A common theme in TypeScript is to define an interface for a data structure. Additionally, it’s fairly common to post data structures to an HTTP endpoint to create resources. You may even find yourself posting another structure with some of the same properties to update that data structure. Instead of creating another interface for the update, in this example, this is where the use of Typescript’s Partial comes in to play.

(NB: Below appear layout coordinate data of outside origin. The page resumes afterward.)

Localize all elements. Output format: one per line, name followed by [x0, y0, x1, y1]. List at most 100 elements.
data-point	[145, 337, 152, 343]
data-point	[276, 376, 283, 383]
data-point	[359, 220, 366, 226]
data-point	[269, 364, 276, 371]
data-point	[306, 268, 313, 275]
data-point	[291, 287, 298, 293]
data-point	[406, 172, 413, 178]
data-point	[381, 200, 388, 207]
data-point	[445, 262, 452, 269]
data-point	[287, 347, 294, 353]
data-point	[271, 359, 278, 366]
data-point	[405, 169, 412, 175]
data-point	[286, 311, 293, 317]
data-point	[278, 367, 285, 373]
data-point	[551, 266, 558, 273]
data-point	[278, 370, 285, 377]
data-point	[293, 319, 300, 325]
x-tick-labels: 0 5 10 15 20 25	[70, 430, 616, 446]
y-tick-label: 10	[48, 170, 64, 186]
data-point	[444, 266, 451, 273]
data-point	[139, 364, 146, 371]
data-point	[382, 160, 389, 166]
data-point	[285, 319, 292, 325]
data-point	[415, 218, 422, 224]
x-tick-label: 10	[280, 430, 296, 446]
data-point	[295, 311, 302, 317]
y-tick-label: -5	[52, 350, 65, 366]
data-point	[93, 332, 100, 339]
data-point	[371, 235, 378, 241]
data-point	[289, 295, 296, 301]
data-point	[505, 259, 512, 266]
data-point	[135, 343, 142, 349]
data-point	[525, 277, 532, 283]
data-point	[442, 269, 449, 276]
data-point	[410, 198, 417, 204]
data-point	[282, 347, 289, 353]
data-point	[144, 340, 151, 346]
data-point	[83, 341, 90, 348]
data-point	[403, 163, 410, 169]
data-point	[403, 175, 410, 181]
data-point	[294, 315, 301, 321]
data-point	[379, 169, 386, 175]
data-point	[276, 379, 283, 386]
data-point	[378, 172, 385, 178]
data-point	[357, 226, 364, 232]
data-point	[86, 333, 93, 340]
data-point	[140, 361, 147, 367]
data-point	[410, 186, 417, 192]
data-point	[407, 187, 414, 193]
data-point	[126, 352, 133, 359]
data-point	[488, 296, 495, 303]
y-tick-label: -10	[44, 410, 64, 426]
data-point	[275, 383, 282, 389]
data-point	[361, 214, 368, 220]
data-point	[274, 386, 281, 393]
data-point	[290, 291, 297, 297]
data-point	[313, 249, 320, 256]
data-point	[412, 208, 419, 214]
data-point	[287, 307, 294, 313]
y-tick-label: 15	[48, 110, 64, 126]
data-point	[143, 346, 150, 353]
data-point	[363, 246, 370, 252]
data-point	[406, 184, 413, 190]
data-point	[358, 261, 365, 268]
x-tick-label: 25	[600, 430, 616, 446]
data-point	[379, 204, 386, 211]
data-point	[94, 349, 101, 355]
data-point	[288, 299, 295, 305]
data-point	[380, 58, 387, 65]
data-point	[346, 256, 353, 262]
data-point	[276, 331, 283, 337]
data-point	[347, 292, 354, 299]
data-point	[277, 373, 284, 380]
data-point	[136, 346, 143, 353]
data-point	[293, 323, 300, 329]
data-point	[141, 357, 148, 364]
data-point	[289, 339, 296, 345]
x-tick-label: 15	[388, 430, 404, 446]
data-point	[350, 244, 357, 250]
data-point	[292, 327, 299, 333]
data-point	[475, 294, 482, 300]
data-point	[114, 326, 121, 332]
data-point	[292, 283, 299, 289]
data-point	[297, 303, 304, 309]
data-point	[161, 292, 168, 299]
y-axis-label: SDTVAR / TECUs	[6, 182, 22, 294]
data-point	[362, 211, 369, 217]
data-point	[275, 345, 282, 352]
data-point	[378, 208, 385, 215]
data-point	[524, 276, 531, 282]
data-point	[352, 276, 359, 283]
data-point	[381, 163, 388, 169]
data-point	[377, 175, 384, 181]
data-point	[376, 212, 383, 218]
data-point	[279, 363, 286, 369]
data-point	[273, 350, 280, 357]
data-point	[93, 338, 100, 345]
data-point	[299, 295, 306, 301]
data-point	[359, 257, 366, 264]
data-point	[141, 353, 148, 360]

Imagine that we have the following interface.

interface User {
  id: int;
  email: string;
  password: string;
  hairColor: string;
}

It’s safe to assume that there may be a time where we want something that looks like a User but maybe doesn’t have all of the keys. For example, this object:

const baldMan = {
  id: 1,
  email: "[email protected]",
  password: "iShaveMyHeadBecauseItsCool123",
};

This isn’t a valid User as it doesn’t have a hairColor. You may say, “Well, we can just add hairColor as an empty string” and you’re right, but that’s not the most accurate way to represent this structure. The most accurate way would be to make hairColor an optional parameter:

interface User {
  id: int;
  email: string;
  password: string;
  hairColor?: string;
}

What do you do, however, if you have a function that expects all of those types to be optional (for example, a patch HTTP request)? Instead of going in and adding a ? to all of the properties, which would lower the quality of our interface, we can leverage TypeScript’s Partial like so:

function update(user: Partial<User>) {...}

TypeScript’s Partial uses generics . The generic is a type that you provide and it is respected as a type that represents all subsets of a given type. In layman’s terms: It makes all the properties optional.

It’s worth mentioning that by using Partial, all of the properties become optional in the scope of that type. In the above example, this makes sense for an ID as we probably won’t generate an ID on the frontend and expect the database to autogenerate one.